Another Myth Goes Down the Drain
Earlier this century there was a push, orchestrated by medical associations and insurance companies, to impose what they called “tort reform”. These so-called reforms, including “caps” or the amount that can be recovered for “non-economic” injury only impacted medical malpractice claims, and they were intended to limit the amount a person injured by medical negligence could recover. Fortunately, the courts in many states have rejected those attempts as violating their respective state constitutions. Georgia’s caps were eliminated in 2010 in Atlanta Oculoplastic Surgery, P.C. v. Nestlehutt. A recent case in Florida, in finding that state’s caps unconstitutional, also debunked the nonsense the insurance companies used to convince legislators to enact the caps in the first place.
A brief discussion of the types of “damages” that an injured plaintiff is allowed to collect from someone whose negligence caused the injury. These damages are available in all types of injury cases: car wrecks, premises liability, dog bites, etc. First, an injured person can recover “economic” injury, which typically involve medical expenses incurred and lost income. If someone can’t work for some period of time, the amount of income lost is part of his damages. Since the founding of our country, an injured person can also recover for her “pain and suffering”, which is classified as “non-economic” injury.
While medical expenses and lost income are relatively easy to add up, there is no formula to measure an injured person’s pain and suffering. It is an amount that a jury thinks is appropriate under the circumstances. Someone who is paralyzed is clearly going to recover more for pain and suffering than someone with a broken leg. Our system asks that our juries come up with a fair number under the particular circumstances of the case.
The caps on damages are intended to limit the amount that can be recovered for the injured person’s pain and suffering.
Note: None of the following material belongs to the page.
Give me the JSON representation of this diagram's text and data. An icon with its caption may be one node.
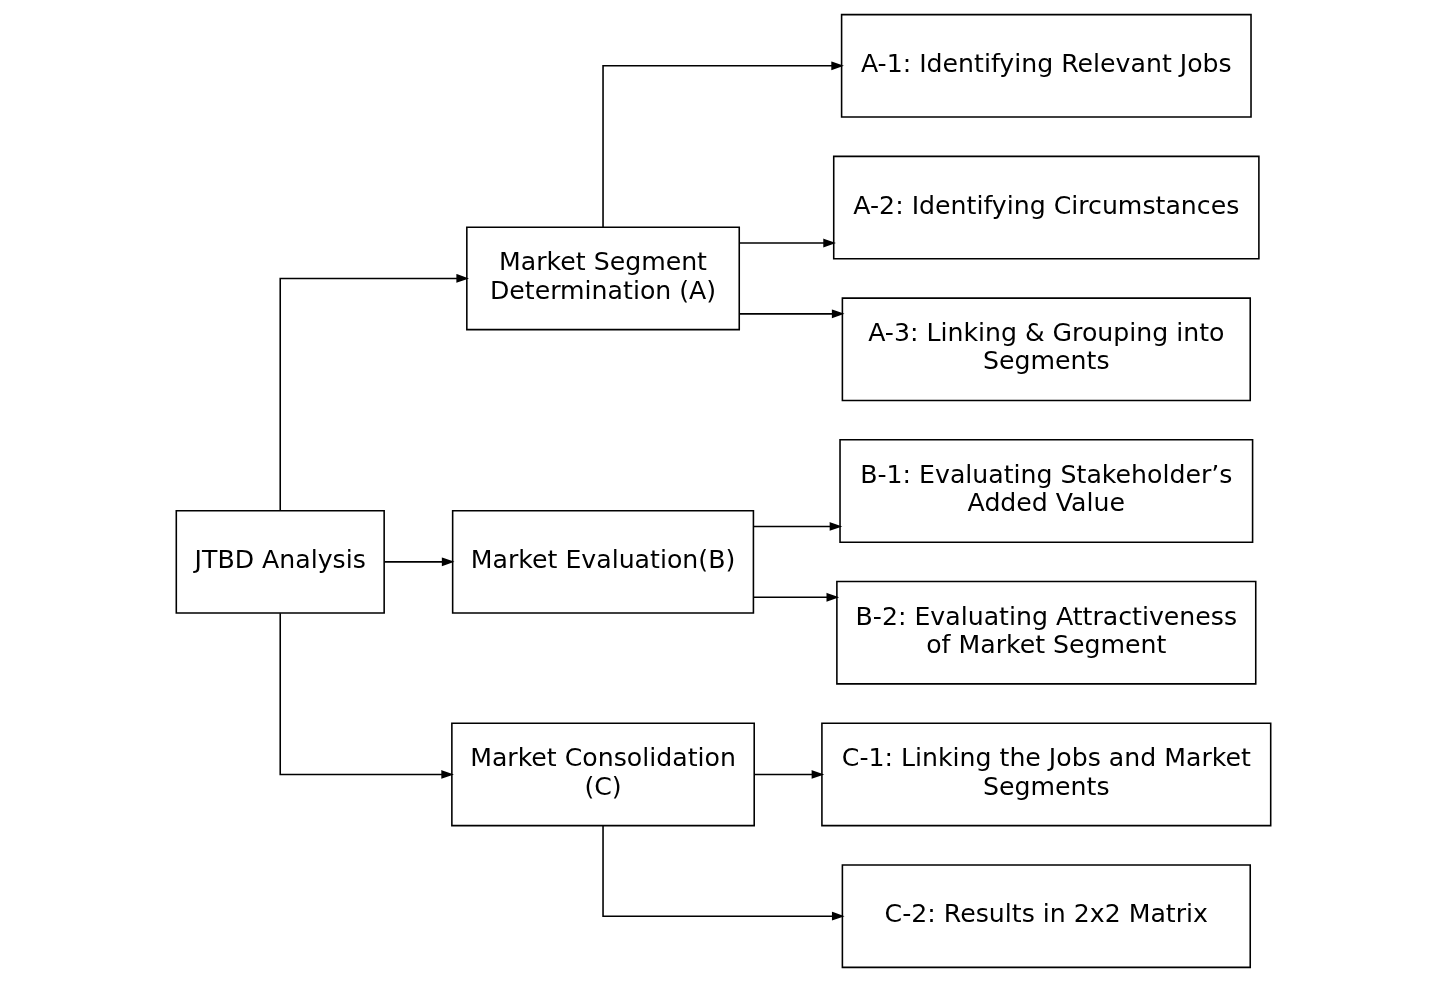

In Georgia it was $350,000; in Florida it was $500,000. In some other states it is as low as $250,000. What should be remembered is that these caps only affect individuals injured by medical negligence. Someone with the exact same injuries but caused by any other negligence is not limited.
The decision by the Supreme Court of Florida in Estate of McCall v. United States, makes clear that the reasons given to justify the caps are bogus. First, the Supreme Court addressed the argument that there were runaway juries that were giving ridiculously high amounts to injured persons. To address that issue the Court looked at the actual numbers of jury awards and concluded there was no proof that there were runaway juries. The Supreme Court looked at payments of $1 million or more for medical malpractice cases. Most of the insurance payments made (92.5%) were made by settlement, not by jury verdict. Indeed, over 10% of those million dollar plus payments were made without a lawsuit having been filed. In short, there were no “runaway” juries, but even if there were, the few large verdicts had no overall impact on the medical malpractice insurance system.
Next, the Court determined there is no proof that medical malpractice insurance premiums would be higher if there were no caps. One would think that if that argument were correct, insurance premiums would have decreased since the caps were put into place. The fact that insurance premiums have not gone down is certainly proof that caps have no impact on rates, one way or the other, even though the profits made by insurance companies on medical malpractice insurance went up after the caps were put into place.
Finally, the Court rejected the idea that doctors fled the state because of malpractice issues. It simply didn’t happen, and was just another example of fear mongering perpetrated by the insurance industry. Hopefully more decisions like this one will be coming.